Von Martin Mezger

Stuttgart - Mit nobler Empfindung und verinnerlichter Leidenschaft singt der Solotenor seine Kantilene ins verschattete g-Moll des Orchestersatzes, erst auf das Wort „lacrimosa“ (tränenreich) in schluchzende Halbtonschritte ausbrechend. Dieser Beginn des „Stabat Mater“ von Joseph Haydn ist ein Signal: Noch vor dem Choreinsatz, vor der Stimme des gläubigen Kollektivs, steht der subjektive Ausdruck des Individuums. Damit unterstreicht Haydn den neuen Tonfall in seiner Vertonung der berühmten Sequenz, die in mittelalter-lateinischen Reimversen das Leid der Gottesmutter beim Anblick ihres gekreuzigten Sohns schildert, zu Empathie und Nachfolge Christi aufruft, schließlich ins Gebet um Erlösung im ewigen Leben mündet. Haydns Musik zu dem emotionalen und bisweilen drastischen Text hat ihre stärksten Momente, wenn sie den barocken, tonmalerischen Konkretismus des einzelnen Affekt-Worts aufhebt im großen Gestus klassischer Expressivität, in einer human-empfindsamen Melodik des Mitleidens und Reflektierens. Die Betrachtung einer Betrachtung - so die „Stabat Mater“-Situation - nähert sich einer Ästhetik des Ebenmaßes, ergreifend in ihrer Sublimation des Leidens zur Schönheit.
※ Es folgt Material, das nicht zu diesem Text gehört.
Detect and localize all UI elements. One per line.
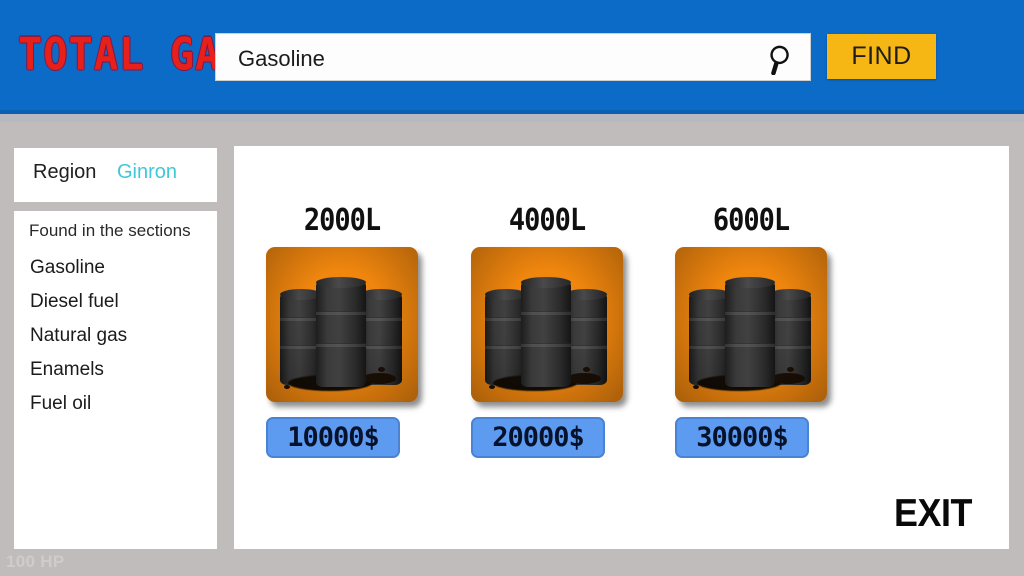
sidebar-item-diesel-fuel[interactable]: Diesel fuel [30,291,119,313]
product-price-button[interactable]: 30000$ [675,417,809,458]
region-label: Region [33,161,97,183]
product-volume: 6000L [712,203,790,238]
region-value[interactable]: Ginron [117,161,177,184]
magnifier-icon[interactable] [764,43,796,76]
barrel-center [521,277,571,387]
app-header: TOTAL GAS FIND [0,0,1024,110]
search-box[interactable] [215,33,811,84]
main-panel: 2000L 10000$ 4000L 20000$ 6000L 30000$ E… [234,146,1009,549]
sidebar-item-natural-gas[interactable]: Natural gas [30,325,127,347]
sidebar-item-fuel-oil[interactable]: Fuel oil [30,393,91,415]
sections-title: Found in the sections [29,221,191,240]
oil-barrels-icon[interactable] [471,247,623,402]
sections-card: Found in the sections Gasoline Diesel fu… [14,211,217,549]
sidebar-item-gasoline[interactable]: Gasoline [30,257,105,279]
find-button[interactable]: FIND [827,34,936,79]
oil-barrels-icon[interactable] [675,247,827,402]
exit-button[interactable]: EXIT [894,492,972,536]
search-input[interactable] [236,34,750,84]
barrel-center [725,277,775,387]
app-logo: TOTAL GAS [18,28,246,80]
region-card[interactable]: Region Ginron [14,148,217,202]
sidebar-item-enamels[interactable]: Enamels [30,359,104,381]
header-band [0,114,1024,122]
product-volume: 4000L [508,203,586,238]
app-root: TOTAL GAS FIND Region Ginron Found in th… [0,0,1024,576]
product-price-button[interactable]: 20000$ [471,417,605,458]
product-volume: 2000L [303,203,381,238]
product-price-button[interactable]: 10000$ [266,417,400,458]
barrel-center [316,277,366,387]
oil-barrels-icon[interactable] [266,247,418,402]
hp-status: 100 HP [6,552,65,571]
Genau diesen entscheidenden Wesenszug der Musik traf Frieder Bernius mit seinem Kammerchor und der Hofkapelle Stuttgart in einer kongenialen Aufführung im Hegelsaal der Liederhalle. Die milden und warmen Klänge namentlich in den mit Englischhörnern gefärbten Sätzen bezeugten eine Sensibilität des feinsinnigen Nach-Innen-Lauschens, die keine grellen Akzente nötig hat - und doch den Schmerz in erlesener Intensität zu akzentuieren weiß. Solch beherrschte Emphase ist hohe, dem Werk angemessene Kunst, zumal auch die opernhafte Dramatik in den beiden Bassarien in klarer Kontur ge-, aber nicht überzeichnet wurde.

Bernius’ Konzentration auf den Ausdruck der Musik selbst statt auf den Eindruck, den sie nach Interpretenwillkür zu schinden hat, verlieh auch den Chorsätzen die Dimension verbindlichster Klangsprache: völlig unforciert in der Tongebung, absolut homogen und durchhörbar, geschmeidig phrasierend und den Gestaltenreichtum in wunderbarer Balance artikulierend. Die Sopranistin Sarah Wegener glänzte - wie alle Vokalsolisten - mit feinem Schmelz und exzellenter Technik (nur die in die Amen-Fuge hineingeschnittenen Koloraturen gerieten etwas eckig). Marie Henriette Reinhold (Alt) sang edle Linien, manchmal vielleicht eine Spur zu teilnahmslos. Tenor Colin Balzer verströmte schlank-expressive Kantabilität (nur am Ende musste er mal um die Höhe kämpfen). Gekonnt verband der Bass Sebastian Noack Beweglichkeit und Nachdruck.

In Bachs Ostermontag-Kantate „Bleib bei uns“ (BWV 6) folgte Bernius hochsensibel dem elegischen Charakter des Werks. Den Eingangschor ließ er abwechselnd von zwei Chorhälften singen: keine authentische Praxis, sondern ein Vorgriff auf Bachs folgende doppelchörige Motette „Ich lasse dich nicht“ mit ihrer chaconneartigen Thematik, wundersam ausformuliert als sanft schwingender Wechselgesang.